SolidWorks 3D mechanical-engineering software lets users quickly build solid models with familiar drag-and-drop, pointand-click, and cut-and-paste functions.
You can easily create 3D models from existing 2D CAD data. The program also lets you easily handle design changes. After a change, associated parts, assemblies, molds, and drawings update. In fact, only a well-developed modeling system can efficiently handle designing parts with complex surfaces or large assemblies with thousands of components.
SolidWorks 2006 includes many user requests. There are several improvements to the interface, and the sketcher is better. Other additions include appearance-callout, snap-hook features, and a spell checker in drafting.
A welcome interface improvement is the command-bar display. SolidWorks 2005 had grouped command bars and put them under common-function icons that ran across the top of the screen. I wasn't used to this. I run software as "out of the box" as I can and usually stick with the overall default mode. So I'm glad the default again has the icons arranged down the side of the screen, where I'm more comfortable seeing them. A nice addition is the view selector in the lower-left corner of the graphics window. Users previously had to find and then click an icon or press the space bar to bring up the standard-views menu. Having it always onscreen saves time.
Other welcome interface changes allow showing shaded and wire-frame parts at the same time in the same component. This is good when you must look at a part hidden behind other parts and want to see how they are used. And the mouse wheel now zooms and scrolls.
Using multiple viewports was once the predominate way of working. It has its merits. But often I would zoom or pan-in on a view and lose my bearings in other views. To solve this, Solid-Works 2006 lets you link viewports so the computer updates other viewpoints as you move in one. However, it only works with zooms and pans. For instance, rotating a view unlinks it.
An Invert Selection feature works well when you have many items to exclude from a command. For example, you pick items and invert the selection. The software deselects what you picked and selects the remaining ones.
Sketching improvements also trim time. Sketching gets frustrating when a little change causes the sketch to fail. In the past, the software would cryptically explain the general problem. A usual solution was to undo what you'd done and figure out what caused the problem, and how to solve it. This involved time-consuming trial and error.
In contrast, SolidWorks 2006 organizes possible fixes for an overconstrained or conflicting sketch into groups of solution sets. Read them and decide what to do. If the fix won't fit your design intent, eliminate it from the list and go on to the next. If none work, you can undo and start again.
Another sketcher function allows offsetting ellipses and parabolas. This was long overdue. You can also edit sketches as you create a loft. When making changes, you need not stop what you're doing and lose the selections already made. The software allows creating a tangency constraint between a sketch curve and a face, as well as creating "blocks" of sketch entities and even exporting them, just as in AutoCAD.
Another function, Appearance Callouts, works like a property manager in the feature tree. It allows controlling the color and texture of a face, feature, body, or part, and editing them without having to select the item in the graphics window. A new snap-hook feature also works well. Select where you want the center of the snap hook and the direction it is to run, and the software drops it in, pretty as you please.
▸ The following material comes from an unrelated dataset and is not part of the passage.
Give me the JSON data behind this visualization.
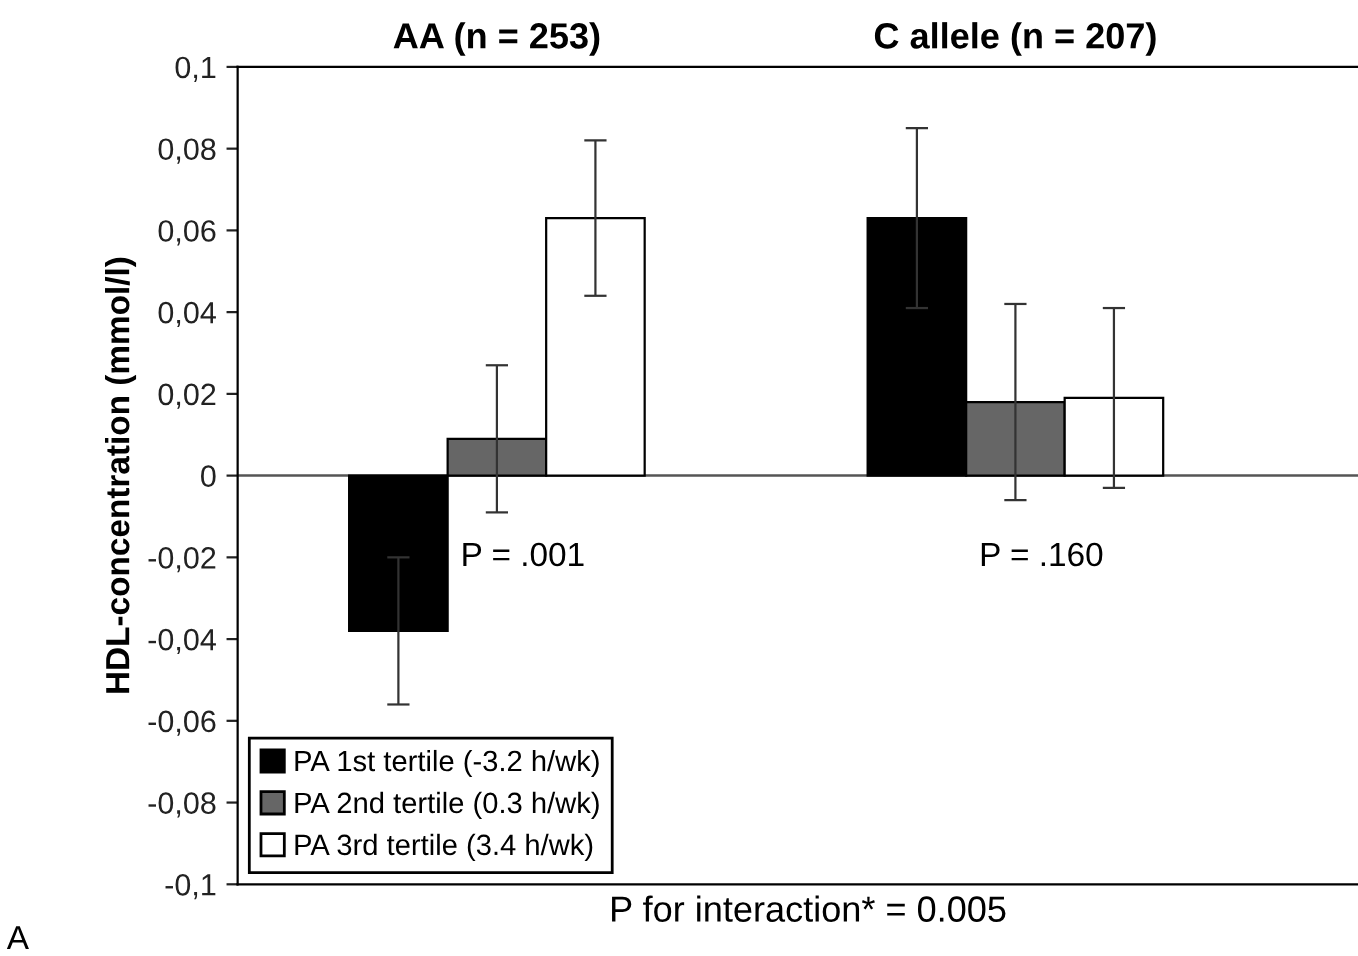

Also recent is a mounting-boss feature that allows placing a boss onto a face with radiating ribs for strength, all in one command. And a new Vent feature lets you create a sketch defining ribs and spars of a vent. The software then cuts the vent. The feature allows generating some pretty imaginative vent configurations.
Good news to those of us terrified of spelling bees is the spell checker in drafting, which uses the Microsoft Word dictionary. Spell Check is a great addition. It was also overdue. But beware: it suffers the same limitations as it does in Word. When your spelling is technically correct but not the word intended, the checker won't flag it for correction. It's the old "to, too, or two" problem. The rule of thumb remains: always proofread your work carefully. However, you can add technical words to the dictionary. For example, it's fairly common for drawings to use the word "thru" instead of "through." It's technical shorthand and a holdover from the drawing-board days.
Text boxes are better, too. Create one and the text wraps to fit the box. No longer do words get cut off when text runs longer than the box.
Almost from the first release, SolidWorks allowed creating design and BOM tables. But sometimes you just want to put information on a drawing. The new release lets you do this with general tables. And, have you ever had trouble detailing a view because you just couldn't seem to select the right edge? The 2006 version has 3D drawing views, which allows rotating views on the drawing to get a better view of the part.
Other enhancements include a new foreshortened radius dimension, design checker, drag and drop (and edit) decals that work like water-slide decals, and face transparency.